Quand j’ai entendu cette musique pour la première fois, je me suis dit que c’était la plus belle musique du monde. Elle me touche tellement que je l’écoute peu: elle me fragilise, en ouvrant des portes qu’aucun autre compositeur n’ouvre dans mon coeur. Pourtant elle n’est pas non plus désespérée, au contraire: Ullmann était très mystique, il pratiquait la théosophie. Il avait même tenu une librairie théosophique en Suisse, avant la guerre – mais quand il s’est agi de l’aider à quitter l’Allemagne où il était retourné, personne n’a voulu l’aider…
Il y a aussi, dans un genre très différent, un peu plus « cabaret », mais très beau, le Brundibar écrit par Hans Krasa, juste avant son internement à… Terezin.
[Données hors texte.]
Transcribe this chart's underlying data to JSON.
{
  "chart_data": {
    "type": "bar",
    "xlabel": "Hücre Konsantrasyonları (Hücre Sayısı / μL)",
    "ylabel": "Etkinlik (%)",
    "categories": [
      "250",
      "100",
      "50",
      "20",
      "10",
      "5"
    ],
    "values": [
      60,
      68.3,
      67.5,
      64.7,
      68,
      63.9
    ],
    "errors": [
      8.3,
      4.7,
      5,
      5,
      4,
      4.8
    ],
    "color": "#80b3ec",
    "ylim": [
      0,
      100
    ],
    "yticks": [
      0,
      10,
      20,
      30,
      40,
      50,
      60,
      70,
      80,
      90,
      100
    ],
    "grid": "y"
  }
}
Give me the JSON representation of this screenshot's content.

Brundibar qui était répété, et joué, par les enfants de Terezin.
Quand on pense qu’il n’y a pas si longtemps (10-15 ans maximum), tous ces compositeurs étaient tout simplement « oubliés » dans les dictionnaires de musique et autres répertoires consacrés à l’opéra…
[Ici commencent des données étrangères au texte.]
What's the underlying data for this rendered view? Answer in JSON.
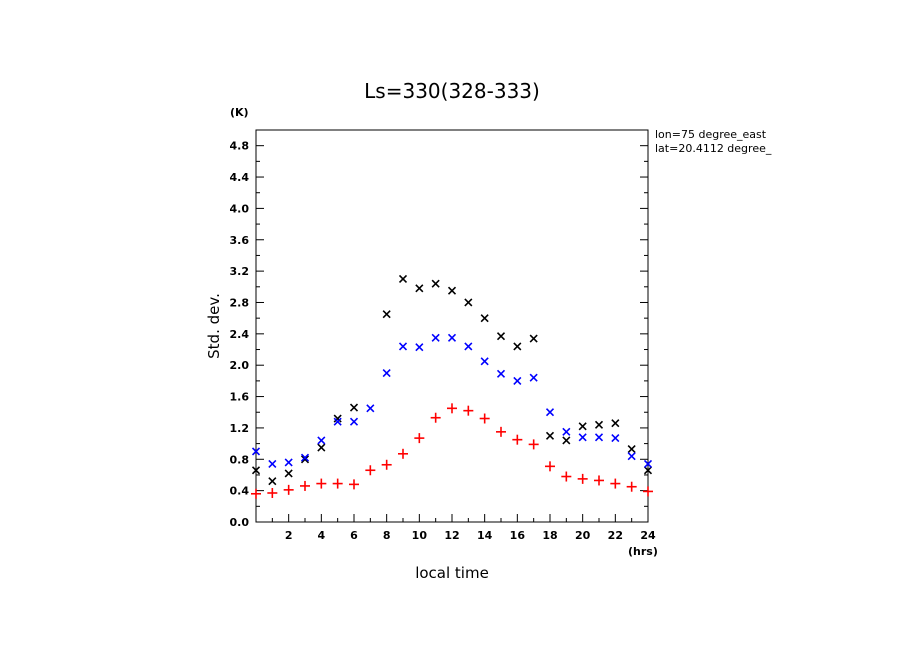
{
  "chart_data": {
    "type": "scatter",
    "title": "Ls=330(328-333)",
    "xlabel": "local time",
    "ylabel": "Std. dev.",
    "x_unit": "(hrs)",
    "y_unit": "(K)",
    "xlim": [
      0,
      24
    ],
    "ylim": [
      0,
      5.0
    ],
    "x_ticks": [
      2,
      4,
      6,
      8,
      10,
      12,
      14,
      16,
      18,
      20,
      22,
      24
    ],
    "x_tick_labels": [
      "2",
      "4",
      "6",
      "8",
      "10",
      "12",
      "14",
      "16",
      "18",
      "20",
      "22",
      "24"
    ],
    "y_ticks": [
      0,
      0.4,
      0.8,
      1.2,
      1.6,
      2.0,
      2.4,
      2.8,
      3.2,
      3.6,
      4.0,
      4.4,
      4.8
    ],
    "y_tick_labels": [
      "0.0",
      "0.4",
      "0.8",
      "1.2",
      "1.6",
      "2.0",
      "2.4",
      "2.8",
      "3.2",
      "3.6",
      "4.0",
      "4.4",
      "4.8"
    ],
    "annotations": [
      "lon=75 degree_east",
      "lat=20.4112 degree_"
    ],
    "grid": false,
    "x": [
      0,
      1,
      2,
      3,
      4,
      5,
      6,
      7,
      8,
      9,
      10,
      11,
      12,
      13,
      14,
      15,
      16,
      17,
      18,
      19,
      20,
      21,
      22,
      23,
      24
    ],
    "series": [
      {
        "marker": "x",
        "color": "#000000",
        "values": [
          0.66,
          0.52,
          0.62,
          0.8,
          0.95,
          1.32,
          1.46,
          null,
          2.65,
          3.1,
          2.98,
          3.04,
          2.95,
          2.8,
          2.6,
          2.37,
          2.24,
          2.34,
          1.1,
          1.04,
          1.22,
          1.24,
          1.26,
          0.93,
          0.66
        ]
      },
      {
        "marker": "x",
        "color": "#0000ff",
        "values": [
          0.9,
          0.74,
          0.76,
          0.82,
          1.04,
          1.28,
          1.28,
          1.45,
          1.9,
          2.24,
          2.23,
          2.35,
          2.35,
          2.24,
          2.05,
          1.89,
          1.8,
          1.84,
          1.4,
          1.15,
          1.08,
          1.08,
          1.07,
          0.84,
          0.74
        ]
      },
      {
        "marker": "+",
        "color": "#ff0000",
        "values": [
          0.36,
          0.37,
          0.41,
          0.46,
          0.49,
          0.49,
          0.48,
          0.66,
          0.73,
          0.87,
          1.07,
          1.33,
          1.45,
          1.42,
          1.32,
          1.15,
          1.05,
          0.99,
          0.71,
          0.58,
          0.55,
          0.53,
          0.49,
          0.45,
          0.39
        ]
      }
    ]
  }
}
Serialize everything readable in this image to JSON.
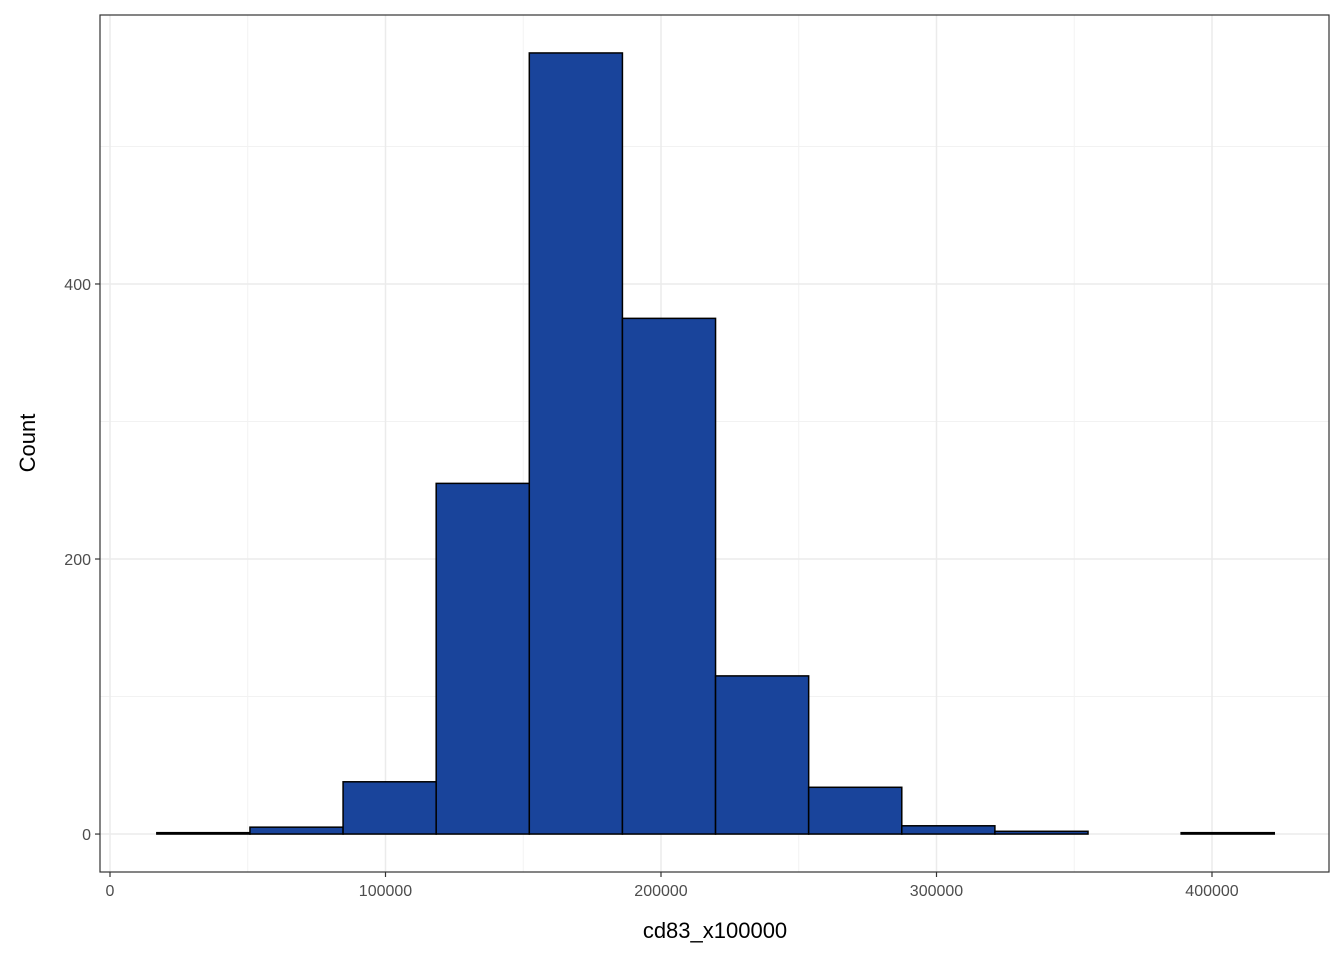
{
  "chart_data": {
    "type": "histogram",
    "x_label": "cd83_x100000",
    "y_label": "Count",
    "bins": [
      17000,
      50800,
      84600,
      118400,
      152200,
      186000,
      219800,
      253600,
      287400,
      321200,
      355000,
      388800,
      422600
    ],
    "values": [
      1,
      5,
      38,
      255,
      568,
      375,
      115,
      34,
      6,
      2,
      0,
      1
    ],
    "color": "#19449b",
    "edge_color": "#000000",
    "xlim": [
      -3630,
      442470
    ],
    "ylim": [
      -27.6,
      595.6
    ],
    "xticks": [
      0,
      100000,
      200000,
      300000,
      400000
    ],
    "yticks": [
      0,
      200,
      400
    ],
    "x_minor_ticks": [
      50000,
      150000,
      250000,
      350000
    ],
    "y_minor_ticks": [
      100,
      300,
      500
    ],
    "grid": true
  }
}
Il est grand temps qu’ils soient reconnus comme les très grands compositeurs qu’ils étaient, et qu’ils continuent d’être, malgré la barbarie.
Cordialement,
Françoise
Après avoir découvert Ytzhak Perlman je suis sûre que je vais adorer Gideon Klein!
Merci de partager ces merveilles avec nous.
Bisous.
Ethan et Béatrice.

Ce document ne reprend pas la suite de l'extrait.